Nach wie vor sei nicht klar, warum Strepp am Sonntag beim ZDF angerufen habe, und was der Inhalt dieses Anrufs gewesen sei. «Es ist schon ein ungeheuerlicher Vorgang, dass Horst Seehofer hier weiterhin die Aufklärung verweigert», sagte Pronold an die Adresse des CSU-Vorsitzenden und bayerischen Ministerpräsidenten.
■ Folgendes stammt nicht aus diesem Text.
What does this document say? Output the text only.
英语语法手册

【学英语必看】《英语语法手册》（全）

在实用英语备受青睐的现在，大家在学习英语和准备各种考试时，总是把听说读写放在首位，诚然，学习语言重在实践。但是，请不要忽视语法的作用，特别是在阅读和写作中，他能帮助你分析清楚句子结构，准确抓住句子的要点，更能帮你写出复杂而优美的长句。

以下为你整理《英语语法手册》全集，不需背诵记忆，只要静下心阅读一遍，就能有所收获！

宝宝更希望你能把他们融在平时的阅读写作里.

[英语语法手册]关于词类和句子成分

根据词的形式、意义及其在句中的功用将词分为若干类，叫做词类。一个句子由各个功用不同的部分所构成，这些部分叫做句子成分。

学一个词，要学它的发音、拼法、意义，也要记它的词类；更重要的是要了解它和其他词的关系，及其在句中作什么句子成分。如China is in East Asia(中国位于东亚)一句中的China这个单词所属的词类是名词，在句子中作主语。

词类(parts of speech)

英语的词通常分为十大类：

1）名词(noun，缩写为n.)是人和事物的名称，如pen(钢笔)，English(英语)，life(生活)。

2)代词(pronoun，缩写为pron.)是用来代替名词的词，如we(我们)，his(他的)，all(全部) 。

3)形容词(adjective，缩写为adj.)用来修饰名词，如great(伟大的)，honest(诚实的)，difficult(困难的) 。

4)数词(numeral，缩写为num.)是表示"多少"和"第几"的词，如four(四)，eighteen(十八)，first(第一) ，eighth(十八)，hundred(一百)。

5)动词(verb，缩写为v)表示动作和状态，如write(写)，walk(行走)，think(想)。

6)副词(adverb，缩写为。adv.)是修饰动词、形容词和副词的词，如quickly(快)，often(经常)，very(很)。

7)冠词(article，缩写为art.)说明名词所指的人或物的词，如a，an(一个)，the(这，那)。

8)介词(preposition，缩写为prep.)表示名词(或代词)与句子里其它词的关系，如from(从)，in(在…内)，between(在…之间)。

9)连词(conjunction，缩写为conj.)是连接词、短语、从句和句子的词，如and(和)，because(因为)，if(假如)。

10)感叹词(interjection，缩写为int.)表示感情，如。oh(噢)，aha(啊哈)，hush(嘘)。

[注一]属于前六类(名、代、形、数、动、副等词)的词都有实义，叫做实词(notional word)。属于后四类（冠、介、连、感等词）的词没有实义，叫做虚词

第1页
Strepp soll mit einem Drohanruf in der «heute»-Redaktion am Sonntag versucht haben, einen ZDF-Bericht über den bayerischen SPD-Parteitag mit der Kür des Spitzenkandidaten Christian Ude zu verhindern. Er selbst bestreitet das. Nach der parteiübergreifenden Empörung über diesen Vorgang trat er aber am Donnerstag zurück. Das ZDF blieb bei seiner Darstellung.

Pronold sagte zum Verhalten Strepps: «Das ist ein Anschlag auf die Pressefreiheit, wie es seit Jahrzehnten nicht mehr erfolgt ist in der Bundesrepublik Deutschland.» Er warf CSU-Chef Seehofer vor, nur zu sagen, es gebe zwei unterschiedliche Aussagen, die Strepps und die des ZDF. «Er bagatellisiert das.»
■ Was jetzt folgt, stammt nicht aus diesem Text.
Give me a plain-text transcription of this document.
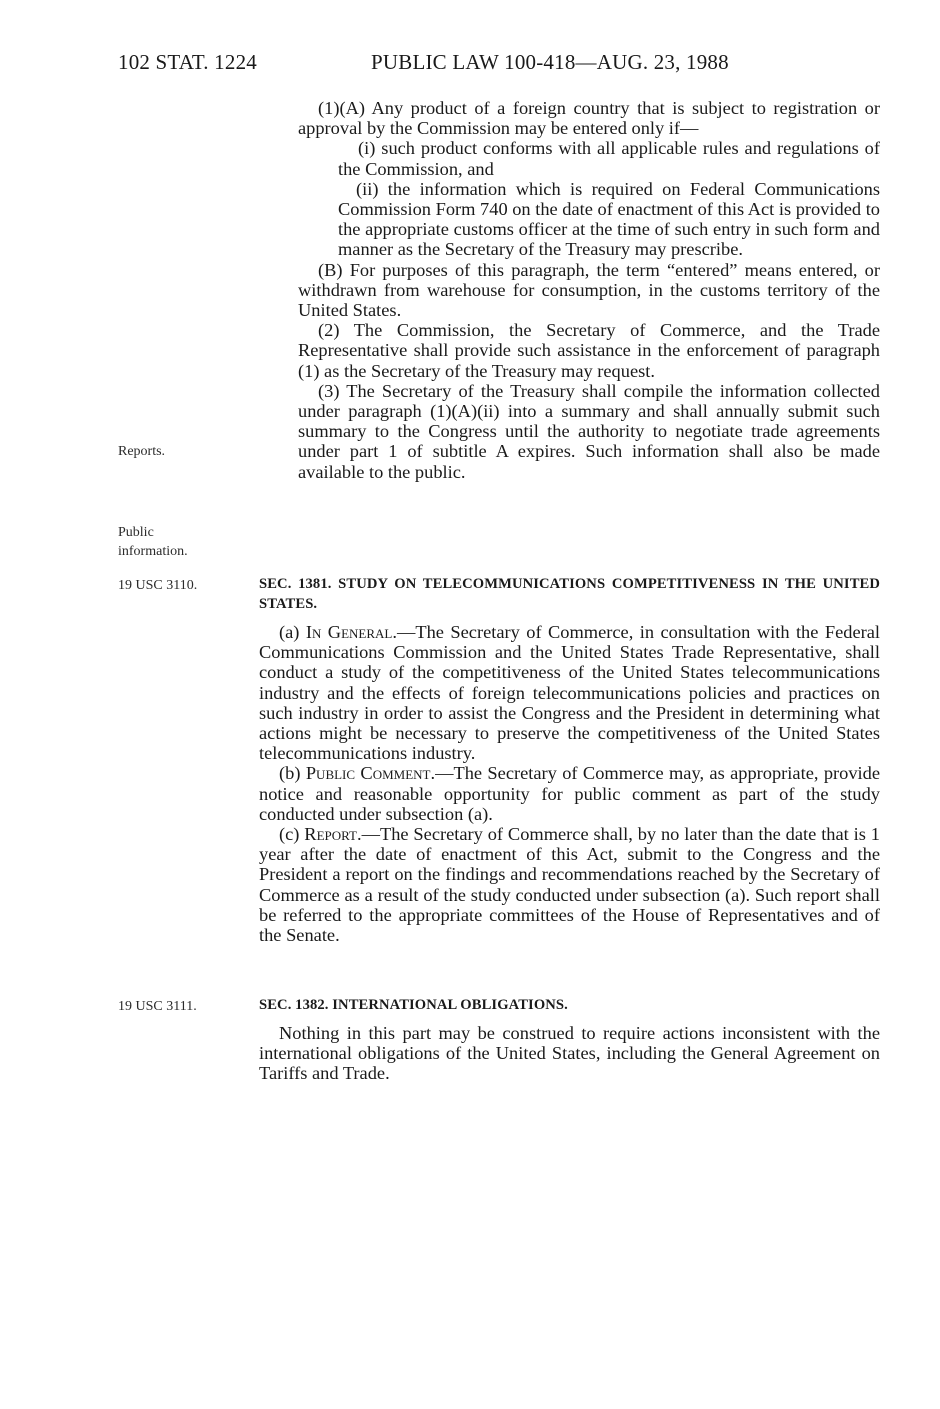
102 STAT. 1224	PUBLIC LAW 100-418—AUG. 23, 1988

(1)(A) Any product of a foreign country that is subject to registration or approval by the Commission may be entered only if—

(i) such product conforms with all applicable rules and regulations of the Commission, and

(ii) the information which is required on Federal Communications Commission Form 740 on the date of enactment of this Act is provided to the appropriate customs officer at the time of such entry in such form and manner as the Secretary of the Treasury may prescribe.

(B) For purposes of this paragraph, the term “entered” means entered, or withdrawn from warehouse for consumption, in the customs territory of the United States.

(2) The Commission, the Secretary of Commerce, and the Trade Representative shall provide such assistance in the enforcement of paragraph (1) as the Secretary of the Treasury may request.

(3) The Secretary of the Treasury shall compile the information collected under paragraph (1)(A)(ii) into a summary and shall annually submit such summary to the Congress until the authority to negotiate trade agreements under part 1 of subtitle A expires. Such information shall also be made available to the public.

Reports.
Public
information.
19 USC 3110.	SEC. 1381. STUDY ON TELECOMMUNICATIONS COMPETITIVENESS IN THE UNITED STATES.

(a) In General.—The Secretary of Commerce, in consultation with the Federal Communications Commission and the United States Trade Representative, shall conduct a study of the competitiveness of the United States telecommunications industry and the effects of foreign telecommunications policies and practices on such industry in order to assist the Congress and the President in determining what actions might be necessary to preserve the competitiveness of the United States telecommunications industry.

(b) Public Comment.—The Secretary of Commerce may, as appropriate, provide notice and reasonable opportunity for public comment as part of the study conducted under subsection (a).

(c) Report.—The Secretary of Commerce shall, by no later than the date that is 1 year after the date of enactment of this Act, submit to the Congress and the President a report on the findings and recommendations reached by the Secretary of Commerce as a result of the study conducted under subsection (a). Such report shall be referred to the appropriate committees of the House of Representatives and of the Senate.

19 USC 3111.	SEC. 1382. INTERNATIONAL OBLIGATIONS.

Nothing in this part may be construed to require actions inconsistent with the international obligations of the United States, including the General Agreement on Tariffs and Trade.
Der SPD-Landesvorsitzende plädierte zwar für weniger Parteieneinfluss in den Medien, einen völligen Rückzug der Politik aus den Gremien zum Beispiel öffentlich-rechtlicher Anstalten lehnte er aber ab: «Davon halte ich auch nichts. Welche demokratische Kontrolle findet denn dann statt? Ein bisschen Kontrolle muss schon sein», sagte Pronold.